7/2221.

An Philipp Christoph Kayser

Aus dem vorigen sehen Sie inwiefern ich wagen darf über den Theil Ihrer Arbeit zu urtheilenden ich so unvollkommen kenne. Und gewiß es ist innre[142] Überzeugung wenn ich neuerdings erst ein Kunstwerck zu mir sprechen und es gleichsam ausreden lasse. Eine originelle Arbeit muß sich erst selbst den Weeg zu Aug, Ohr und Herzen bahnen den sie gehn will, wenn man sie und sich übereilt, kommt man in Gefahr in Beyfall oder Tadel zu straucheln.

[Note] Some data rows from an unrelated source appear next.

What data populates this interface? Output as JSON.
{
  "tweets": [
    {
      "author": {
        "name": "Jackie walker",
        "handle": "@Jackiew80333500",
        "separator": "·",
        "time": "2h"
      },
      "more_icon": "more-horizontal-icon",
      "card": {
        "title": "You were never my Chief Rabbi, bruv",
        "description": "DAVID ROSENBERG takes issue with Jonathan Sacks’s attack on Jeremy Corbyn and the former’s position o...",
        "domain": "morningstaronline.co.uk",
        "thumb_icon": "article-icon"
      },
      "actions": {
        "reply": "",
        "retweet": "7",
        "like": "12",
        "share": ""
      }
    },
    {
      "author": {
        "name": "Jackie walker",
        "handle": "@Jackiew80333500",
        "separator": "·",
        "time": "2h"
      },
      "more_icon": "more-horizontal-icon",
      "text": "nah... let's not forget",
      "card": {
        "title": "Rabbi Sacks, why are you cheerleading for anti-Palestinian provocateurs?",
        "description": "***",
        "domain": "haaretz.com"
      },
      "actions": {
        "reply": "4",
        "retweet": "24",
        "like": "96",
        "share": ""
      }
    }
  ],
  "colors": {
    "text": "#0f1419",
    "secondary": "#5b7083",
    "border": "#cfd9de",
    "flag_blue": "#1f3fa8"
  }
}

Neulich ward die Entführung aus dem Serail, componirt von Mozart gegeben. Jedermann erklärte sich für die Musick. Das erstemal spielten sie es mittelmäsig, der Text selbst ist sehr schlecht und auch die Musick wollte mir nicht ein. Das zweytemal wurde es schlecht gespielt und ich ging gar heraus. Doch das Stück erhielt sich und iedermann lobte die Musick. Als sie es zum fünftenmal gaben, ging ich wieder hinein. Sie agirten und sangen besser als iemals, ich abstrahirte vom Text und begreiffe nun die Differenz meines Urtheils und des Eindrucks aufs Publikum und weis woran ich bin.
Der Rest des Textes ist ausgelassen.